In my early undergraduate days, I took psychology 101 and learned about projection as a defense mechanism. At the time it was merely a definition I had to memorize for a test on psychoanalytic theory.
A form of defense in which unwanted feelings are displaced onto another person, where they then appear as a threat from the external world. A common form of projection occurs when an individual, threatened by his own angry feelings, accuses another of harboring hostile thoughts.
If you have been in a relationship with a Narcissist/Sociopath, you understand what projection means because you are who they are displacing their feelings or attributes onto.
You know they have perfected the art of projection when you start to believe what they are saying. In fact, they may believe what they are saying themselves. It would almost be laughable if it wasn’t so stressful.
Projection is used as the narcissist “gaslights” you and targets you in a smear campaign in order to make anyone you come into contact with believe you are the crazy, dangerous, irrational (really insert any adjective here that fits) one and he is the victim.
If you put aside the accusations and consider what the narcissist is spouting, you can learn a lot about him. Most everything he is accusing you of, is what he is feeling or doing.
Being unfaithful, a pathological liar, untrustworthy, unscrupulous, a gold-digger, mentally unstable, attention-seeking, a horrible parent, a child-abuser, horrible, unloving, selfish (’It is all about you’), ‘You don’t treat me like an equal’, or that you are the narcissist…etc…
He may tell you that you are keeping the children from seeing “his” family. In reality, he has contacted all his family members and told them not to host you and the children. Yet, he will not bring the children to visit with their aunts, uncles and cousins.
It. Is. Exhausting.
Narcissists project because they don’t like that they are empty, needy for approval, pathologically envious, and have horrible thoughts about themselves and other people. They detest their own feelings of vulnerability, deep shame and unworthiness. Therefore, they assign them to you and relieve themselves of these “uncomfortable” feelings and attributes that do not match with the persona they are consciously presenting to the world.

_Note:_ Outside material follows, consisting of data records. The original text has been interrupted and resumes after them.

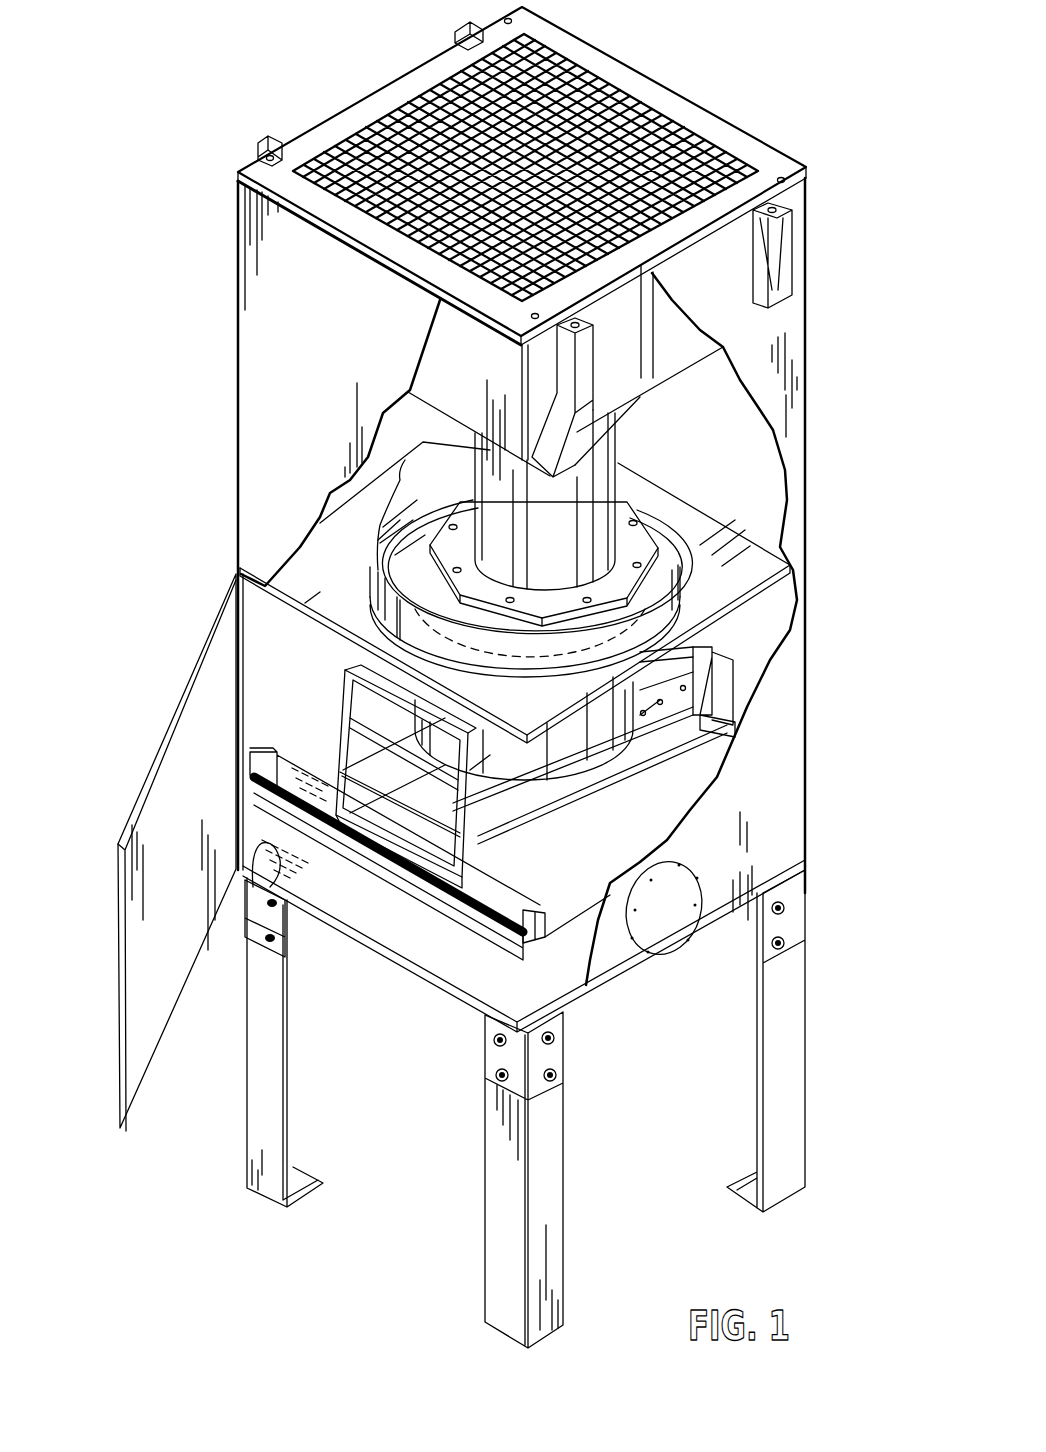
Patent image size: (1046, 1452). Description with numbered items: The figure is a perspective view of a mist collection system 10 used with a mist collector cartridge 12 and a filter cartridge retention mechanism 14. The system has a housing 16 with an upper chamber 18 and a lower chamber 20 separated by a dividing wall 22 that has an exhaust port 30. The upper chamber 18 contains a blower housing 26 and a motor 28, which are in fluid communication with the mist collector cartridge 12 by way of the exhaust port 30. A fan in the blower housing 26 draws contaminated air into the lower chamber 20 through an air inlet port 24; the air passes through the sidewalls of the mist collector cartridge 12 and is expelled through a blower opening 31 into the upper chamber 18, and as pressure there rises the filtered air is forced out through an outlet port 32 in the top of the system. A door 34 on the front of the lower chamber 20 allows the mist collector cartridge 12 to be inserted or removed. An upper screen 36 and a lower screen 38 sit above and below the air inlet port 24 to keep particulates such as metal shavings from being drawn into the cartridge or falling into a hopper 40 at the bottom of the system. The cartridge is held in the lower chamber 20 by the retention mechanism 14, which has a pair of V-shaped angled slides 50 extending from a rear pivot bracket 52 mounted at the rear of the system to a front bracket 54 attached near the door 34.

The mist collection system 10 is at (778, 115).
The mist collector cartridge 12 is at (597, 737).
The filter cartridge retention mechanism 14 is at (334, 679).
The housing 16 is at (806, 332).
The upper chamber 18 is at (720, 458).
The lower chamber 20 is at (748, 640).
The dividing wall 22 is at (772, 550).
The air inlet port 24 is at (660, 930).
The blower housing 26 is at (372, 590).
The motor 28 is at (475, 436).
The exhaust port 30 is at (505, 678).
The blower opening 31 is at (385, 505).
The outlet port 32 is at (628, 110).
The door 34 is at (157, 1010).
The upper screen 36 is at (310, 773).
The lower screen 38 is at (298, 928).
The hopper 40 is at (448, 1012).
The V-shaped angled slides 50 is at (567, 797).
The rear pivot bracket 52 is at (707, 693).
The front bracket 54 is at (503, 898).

A narcissist is never wrong in the sense that they will never admit it or take responsibility for it.
The narcissist will use any method available to project. This means fabricating, distorting, assigning significance to, or exaggerating what you said or did as ‘evidence’, and / or quoting third party allies which can also be fabricated. Can you say, “scary”? Their methods know no boundaries. They do not have a normal conscience and tell lies with ease.
The narcissist’s accusations about you are exactly what the narcissist feels internally about himself and how he operates in the world.
This is what you need to keep in mind as you shield yourself from his projection…
It is not easy, but time usually reveals the narcissist to all those he thought he may have convinced with his projections.